Что до меня, я точно знал, что бег на длинные дистанции был своего рода освобождением: на определенном уровне мне нужно было дать выход своей безграничной энергии. В среднем, чтобы помочь больному, страдающему навязчивым неврозом, нужно семь лет. Среднестатистический бегун за это время пробежит семнадцать тысяч пятьсот семьдесят километров. Я никогда не проходил обследований, и никто точно не знает, было ли мое увлечение клиническим отклонением. Одним нравятся удобные кабинеты психотерапевтов, другие идут в ближайший паб и топят свои проблемы в кружке пива. А я в качестве терапии выбрал бег – лучший источник сил, возвращающий меня к жизни. Я не могу вспомнить ни одного раза, когда после пробежки чувствовал себя хуже, чем до. Какой наркотик может с этим сравниться? Как сказала Лили Томлин, «спорт – для тех, кто не может пить и употреблять наркотики».
Кроме того, я осознал, что простота занятий бегом давала довольно много свободы. У современного человека есть практически все, о чем можно мечтать, но очень часто мы все равно не чувствуем удовлетворения. Вещи не приносят счастья. Один из самых прекрасных моментов жизни – мой бег по дороге, – несомненно, значил несколько больше, чем кроссовки и шорты, надетые на меня. Бегуну нужно совсем немного. Генри Торо однажды сказал, что богатство человека исчисляется тем, чего он может добиться без него. Возможно, если ты способен удовлетвориться малым, то получишь больше.
Но это уже больше, чем просто о беге. Все гораздо глубже, это более непонятные и рационально необъяснимые вещи, которые не так просто выразить словами.
Когда ты подбираешься ко всему этому вплотную, очень сложно ответить на вопрос «зачем?». Почему люди пьют? Играют? Влюбляются? Я не занимаюсь психоанализом, поэтому не знаю, как ответить. Я не знаю, почему выбрал именно бег, почему я чувствую, что это мое. Очень многие недовольны жизнью, но далеко не все они приходят к выводу, что бег в течение суток без остановки решит их проблему.
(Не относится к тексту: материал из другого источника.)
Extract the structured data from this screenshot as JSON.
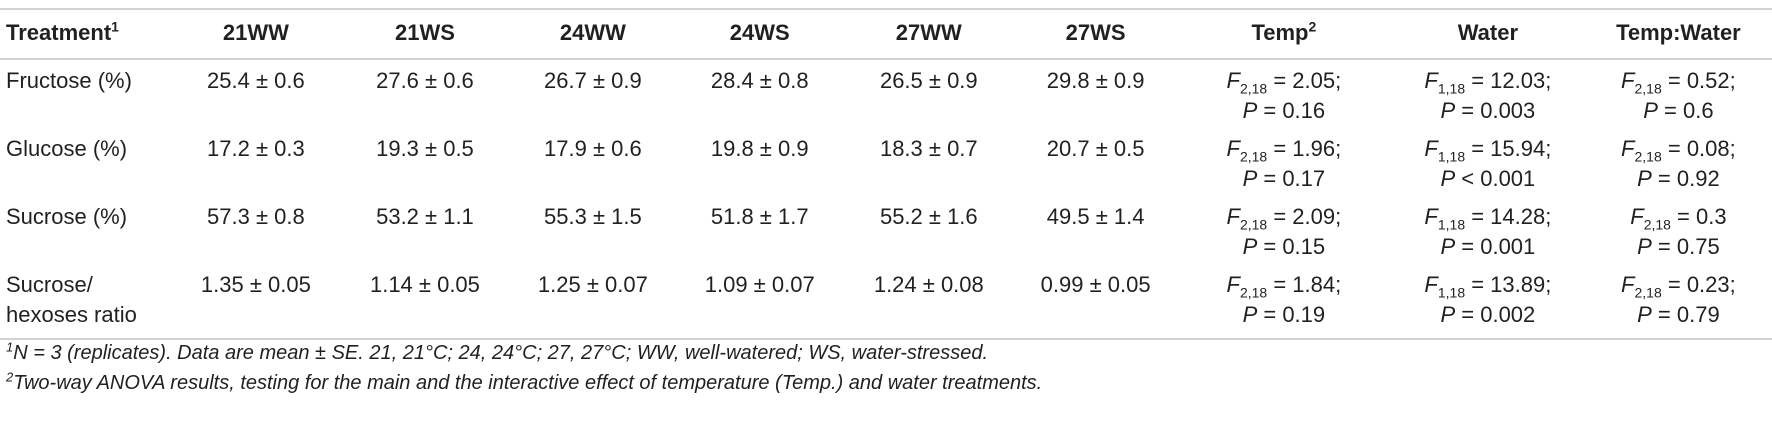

Ясно, что бегал я не ради славы. Обычные люди не знают, что такое Western States Endurance Run. В отличие от городских марафонов и гонки на десять километров у этого соревнования нет фанатов, ликующих по обе стороны дороги, нет рекламных щитов вдоль всего пути. Во время гонки Western States большую часть времени я бежал по горам, далеко от фанфар и шумихи обычных соревнований.
Почему я так стремился выйти за общепринятые пределы физической выносливости и достичь непонятной цели, которая для многих просто лишена смысла? Я сам до конца не уверен, что знаю ответ. И причина не в том, что атлеты-экстремалы очень далеки от процесса самокопания, как раз большинство из тех, кого я знаю, склонны к рефлексии. Мне трудно лишь ответить на вопрос «зачем?», поскольку задействованные механизмы очень сложны.
Гораздо чаще человек, который спрашивал меня «зачем?», хотел услышать краткий невразумительный стандартный ответ, которого было бы достаточно для объяснения этого явления. Что-нибудь вроде: «Я бегаю, потому что, когда я был маленьким, отец часто гонялся за мной с ремнем, тогда я выбегал из дома и удирал от него по улице».
Для таких людей у меня был заготовлен такой ответ: «Мне нравится бегать». На самом же деле я должен был сказать: «Идите и пробегите пятидесятимильник, и вы найдете свой ответ».
Потому что я все еще был в поисках своего.